8 avril, 2026Plus de 1.000 femmes syndiquées se sont réunies à Toronto pour la conférence « Femmes d’acier » 2026 de l’USW, une semaine placée sous le signe de la formation, de la solidarité et de la résistance et qui a marqué l’histoire à plus d’un égard.
« Femmes d’acier ne se résume ni à un programme ni à un meeting »
a déclaré Randie Pearson, Directrice de Femmes d’acier, lors de la séance d’ouverture de la conférence.
« C’est un mouvement au sein du syndicat. »

L’événement, qui s’est tenu à Toronto du 30 mars au 2 avril derniers, a réuni environ 1.000 travailleuses syndiquées venues des quatre coins des États-Unis et du Canada sous le thème « Éducation pour une nouvelle ère » et le slogan « Connaissez votre pouvoir ». Il s’agissait du premier grand forum depuis la désignation de Roxanne Brown en tant que 10e Présidente internationale des Métallos USW, première femme et première personne noire à diriger le syndicat.
Les structures forgent les leaders
La conférence s’est ouverte par une reconnaissance des territoires traditionnels prononcée par une grand-mère autochtone et gardienne du savoir, ancrant ainsi la semaine dans un esprit de réconciliation et de responsabilité. S’en sont suivi quatre jours de séances plénières, d’ateliers et de discussions articulés autour d’une conviction centrale :
le leadership des femmes ne s’impose pas de lui-même. Il se construit, délibérément, au fil du temps, grâce à des structures qui refusent d’attendre qu’on leur en octroie la permission.
Le programme « Femmes d’acier » est antérieur à la représentation féminine au sein du Comité exécutif de l’USW. Depuis sa création, il a permis l’obtention d’aménagements spécifiques pour les femmes enceintes, d’espaces réservés à l’allaitement, d’EPI (équipements de protection individuelle) adaptés à la morphologie des femmes et de clauses contractuelles qui reflètent leurs réalités.
Aujourd’hui, la majorité des chefs de département de l’USW sont des femmes. Trois femmes siègent au Comité exécutif. Une femme occupe la Présidence internationale.

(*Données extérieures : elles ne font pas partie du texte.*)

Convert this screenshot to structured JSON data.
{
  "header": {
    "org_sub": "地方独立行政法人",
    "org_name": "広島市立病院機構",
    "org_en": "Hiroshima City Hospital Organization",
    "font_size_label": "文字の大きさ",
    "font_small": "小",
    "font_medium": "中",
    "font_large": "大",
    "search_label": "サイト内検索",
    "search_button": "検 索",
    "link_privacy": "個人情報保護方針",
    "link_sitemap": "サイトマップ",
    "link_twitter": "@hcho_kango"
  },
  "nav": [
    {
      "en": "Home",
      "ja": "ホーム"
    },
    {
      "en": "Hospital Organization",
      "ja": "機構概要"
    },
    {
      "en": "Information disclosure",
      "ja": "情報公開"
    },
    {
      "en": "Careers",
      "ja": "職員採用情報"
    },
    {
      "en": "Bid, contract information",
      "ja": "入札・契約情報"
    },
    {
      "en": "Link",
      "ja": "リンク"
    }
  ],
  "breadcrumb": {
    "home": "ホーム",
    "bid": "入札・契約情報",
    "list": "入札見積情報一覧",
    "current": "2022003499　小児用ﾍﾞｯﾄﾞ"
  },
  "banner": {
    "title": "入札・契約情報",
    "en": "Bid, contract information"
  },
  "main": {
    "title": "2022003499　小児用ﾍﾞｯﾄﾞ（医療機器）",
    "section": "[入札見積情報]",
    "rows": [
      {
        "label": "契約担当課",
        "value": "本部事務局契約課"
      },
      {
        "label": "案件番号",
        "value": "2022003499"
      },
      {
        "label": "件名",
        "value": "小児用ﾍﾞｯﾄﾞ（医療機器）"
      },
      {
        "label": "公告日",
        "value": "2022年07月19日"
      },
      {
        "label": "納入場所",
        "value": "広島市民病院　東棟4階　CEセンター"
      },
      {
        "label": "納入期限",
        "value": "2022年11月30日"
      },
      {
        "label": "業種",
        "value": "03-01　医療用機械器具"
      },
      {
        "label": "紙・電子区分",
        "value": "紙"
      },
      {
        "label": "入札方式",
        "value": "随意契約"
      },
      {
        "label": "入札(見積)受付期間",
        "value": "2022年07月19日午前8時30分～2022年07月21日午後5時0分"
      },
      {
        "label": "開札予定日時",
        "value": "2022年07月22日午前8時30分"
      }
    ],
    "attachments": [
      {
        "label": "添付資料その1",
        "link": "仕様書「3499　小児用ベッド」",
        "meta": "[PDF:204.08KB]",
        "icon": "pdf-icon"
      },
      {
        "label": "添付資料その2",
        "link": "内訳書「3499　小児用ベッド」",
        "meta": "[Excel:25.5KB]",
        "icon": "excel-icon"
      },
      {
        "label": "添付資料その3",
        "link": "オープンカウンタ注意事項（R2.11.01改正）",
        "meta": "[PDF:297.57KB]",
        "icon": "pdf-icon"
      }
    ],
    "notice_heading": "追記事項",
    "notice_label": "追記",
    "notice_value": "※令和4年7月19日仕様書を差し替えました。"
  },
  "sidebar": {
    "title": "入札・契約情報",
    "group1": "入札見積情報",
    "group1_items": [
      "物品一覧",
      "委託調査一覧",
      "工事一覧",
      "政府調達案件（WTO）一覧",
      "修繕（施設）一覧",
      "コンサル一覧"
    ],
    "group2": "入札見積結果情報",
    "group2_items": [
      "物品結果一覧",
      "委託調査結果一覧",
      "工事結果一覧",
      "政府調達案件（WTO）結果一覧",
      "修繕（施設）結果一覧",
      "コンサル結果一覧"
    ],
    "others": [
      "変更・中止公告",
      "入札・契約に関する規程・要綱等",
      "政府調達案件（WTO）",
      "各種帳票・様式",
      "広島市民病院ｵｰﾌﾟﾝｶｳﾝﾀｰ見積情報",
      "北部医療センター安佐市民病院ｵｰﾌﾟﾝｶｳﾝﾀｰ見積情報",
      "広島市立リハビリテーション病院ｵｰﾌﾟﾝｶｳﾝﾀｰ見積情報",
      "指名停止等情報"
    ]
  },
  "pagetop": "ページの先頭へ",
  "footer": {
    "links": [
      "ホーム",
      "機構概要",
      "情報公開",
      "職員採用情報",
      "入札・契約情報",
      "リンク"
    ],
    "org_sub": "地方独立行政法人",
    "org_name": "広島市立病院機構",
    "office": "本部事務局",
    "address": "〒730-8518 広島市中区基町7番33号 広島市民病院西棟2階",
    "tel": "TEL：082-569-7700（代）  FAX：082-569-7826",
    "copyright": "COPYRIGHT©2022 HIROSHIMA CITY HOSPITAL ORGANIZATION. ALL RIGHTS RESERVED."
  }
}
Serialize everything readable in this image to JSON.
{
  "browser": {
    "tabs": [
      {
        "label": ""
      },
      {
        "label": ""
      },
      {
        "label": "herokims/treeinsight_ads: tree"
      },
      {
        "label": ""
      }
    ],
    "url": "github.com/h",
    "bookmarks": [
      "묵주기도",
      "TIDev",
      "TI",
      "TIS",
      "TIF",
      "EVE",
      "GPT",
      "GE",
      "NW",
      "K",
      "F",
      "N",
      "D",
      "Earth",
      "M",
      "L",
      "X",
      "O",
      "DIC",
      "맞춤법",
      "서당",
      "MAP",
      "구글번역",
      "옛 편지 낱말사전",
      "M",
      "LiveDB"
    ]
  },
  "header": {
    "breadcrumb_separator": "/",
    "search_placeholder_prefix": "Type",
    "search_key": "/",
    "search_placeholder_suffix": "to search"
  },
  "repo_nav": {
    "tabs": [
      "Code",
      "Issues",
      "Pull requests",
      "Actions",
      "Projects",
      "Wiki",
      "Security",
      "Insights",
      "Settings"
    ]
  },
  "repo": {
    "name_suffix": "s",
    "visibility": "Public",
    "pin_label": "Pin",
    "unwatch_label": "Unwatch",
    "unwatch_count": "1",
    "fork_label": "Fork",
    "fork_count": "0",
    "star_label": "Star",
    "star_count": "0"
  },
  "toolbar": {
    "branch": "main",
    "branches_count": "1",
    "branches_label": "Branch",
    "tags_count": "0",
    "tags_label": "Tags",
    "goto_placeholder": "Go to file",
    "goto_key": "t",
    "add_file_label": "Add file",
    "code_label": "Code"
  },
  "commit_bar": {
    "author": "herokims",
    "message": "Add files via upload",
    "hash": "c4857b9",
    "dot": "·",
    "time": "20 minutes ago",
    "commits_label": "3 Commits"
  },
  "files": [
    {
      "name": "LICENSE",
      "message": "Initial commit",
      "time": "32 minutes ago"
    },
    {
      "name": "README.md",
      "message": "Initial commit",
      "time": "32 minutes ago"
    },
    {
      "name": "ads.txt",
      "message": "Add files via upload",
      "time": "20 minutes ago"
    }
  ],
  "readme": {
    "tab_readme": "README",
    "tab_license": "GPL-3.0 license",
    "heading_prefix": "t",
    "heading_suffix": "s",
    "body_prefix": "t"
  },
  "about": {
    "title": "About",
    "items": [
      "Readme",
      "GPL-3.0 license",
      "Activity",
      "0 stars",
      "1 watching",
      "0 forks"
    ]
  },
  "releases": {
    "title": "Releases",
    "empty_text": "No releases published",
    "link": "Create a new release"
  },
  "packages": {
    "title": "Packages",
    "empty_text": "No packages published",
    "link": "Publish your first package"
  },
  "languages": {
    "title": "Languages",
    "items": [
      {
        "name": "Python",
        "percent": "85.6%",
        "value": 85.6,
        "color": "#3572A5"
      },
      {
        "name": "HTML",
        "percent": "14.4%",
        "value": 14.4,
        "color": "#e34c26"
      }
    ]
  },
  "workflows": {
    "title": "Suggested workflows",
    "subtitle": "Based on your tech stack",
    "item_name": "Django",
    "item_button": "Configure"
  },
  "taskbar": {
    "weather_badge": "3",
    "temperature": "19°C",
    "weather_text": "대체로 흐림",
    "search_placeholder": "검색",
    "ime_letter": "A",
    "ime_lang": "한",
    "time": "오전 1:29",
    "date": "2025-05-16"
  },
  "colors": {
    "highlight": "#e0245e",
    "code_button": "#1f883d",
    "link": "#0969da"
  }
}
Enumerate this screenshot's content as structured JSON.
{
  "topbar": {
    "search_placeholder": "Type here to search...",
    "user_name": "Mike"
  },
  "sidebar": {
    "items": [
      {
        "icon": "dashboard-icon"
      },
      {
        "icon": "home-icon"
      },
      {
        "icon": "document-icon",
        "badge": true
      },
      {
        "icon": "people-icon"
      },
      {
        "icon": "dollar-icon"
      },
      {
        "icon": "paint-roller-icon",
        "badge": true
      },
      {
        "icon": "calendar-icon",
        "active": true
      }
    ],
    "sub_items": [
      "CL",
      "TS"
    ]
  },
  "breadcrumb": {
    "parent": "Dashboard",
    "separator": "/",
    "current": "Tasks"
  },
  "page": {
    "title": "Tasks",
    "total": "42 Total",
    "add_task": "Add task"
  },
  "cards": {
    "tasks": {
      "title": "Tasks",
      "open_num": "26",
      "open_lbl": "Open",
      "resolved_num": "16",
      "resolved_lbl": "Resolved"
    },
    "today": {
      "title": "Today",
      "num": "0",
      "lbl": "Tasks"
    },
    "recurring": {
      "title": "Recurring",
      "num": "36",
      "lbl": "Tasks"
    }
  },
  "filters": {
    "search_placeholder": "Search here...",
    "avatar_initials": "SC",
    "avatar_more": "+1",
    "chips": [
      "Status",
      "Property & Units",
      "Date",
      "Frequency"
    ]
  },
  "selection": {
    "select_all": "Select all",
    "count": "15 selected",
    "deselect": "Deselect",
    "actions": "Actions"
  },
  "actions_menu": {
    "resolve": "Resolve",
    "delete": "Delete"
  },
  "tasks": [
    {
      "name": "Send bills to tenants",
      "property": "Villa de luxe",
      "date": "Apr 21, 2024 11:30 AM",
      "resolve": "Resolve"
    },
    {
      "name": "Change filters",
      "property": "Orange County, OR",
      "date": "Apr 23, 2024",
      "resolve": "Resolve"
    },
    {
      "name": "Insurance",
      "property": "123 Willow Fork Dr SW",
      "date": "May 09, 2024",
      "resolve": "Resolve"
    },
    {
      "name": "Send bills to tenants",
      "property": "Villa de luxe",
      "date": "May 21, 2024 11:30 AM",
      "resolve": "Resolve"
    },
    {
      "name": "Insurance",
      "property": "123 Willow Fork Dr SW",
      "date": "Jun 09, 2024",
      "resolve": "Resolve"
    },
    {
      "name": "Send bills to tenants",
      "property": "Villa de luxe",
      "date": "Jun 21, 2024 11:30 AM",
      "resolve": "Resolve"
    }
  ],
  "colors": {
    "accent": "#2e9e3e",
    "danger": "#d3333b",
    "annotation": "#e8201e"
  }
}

Randie Pearson a souligné sans ambigüité toute l’importance du phénomène :
« Chacune d’entre vous dans cette salle possède ce même pouvoir. Peut-être n’en avez-vous pas encore conscience. Peut-être vous a-t-on dit de vous asseoir et de vous taire ou encore d’attendre votre tour. Mais vous n’avez pas à attendre. Votre voix compte ici et maintenant. »
Carol Landry, ancienne Vice-présidente de l’USW et ancienne membre du Comité exécutif d’IndustriALL, a replacé ce parcours dans son contexte lors de la réception de clôture.
Ce sont les femmes du District 6 qui, au début des années 1990, ont soumis la proposition à Leo Gerard, alors Président international, initiative qui a finalement donné naissance à Femmes d’Acier. Carol Landry a été la première femme élue au Conseil exécutif de l’USW et a également siégé au Comité exécutif d’IndustriALL. Plusieurs décennies plus tard, elle se retrouve dans cette salle de conférence, à Toronto, face à une femme désignée au poste de Présidente internationale.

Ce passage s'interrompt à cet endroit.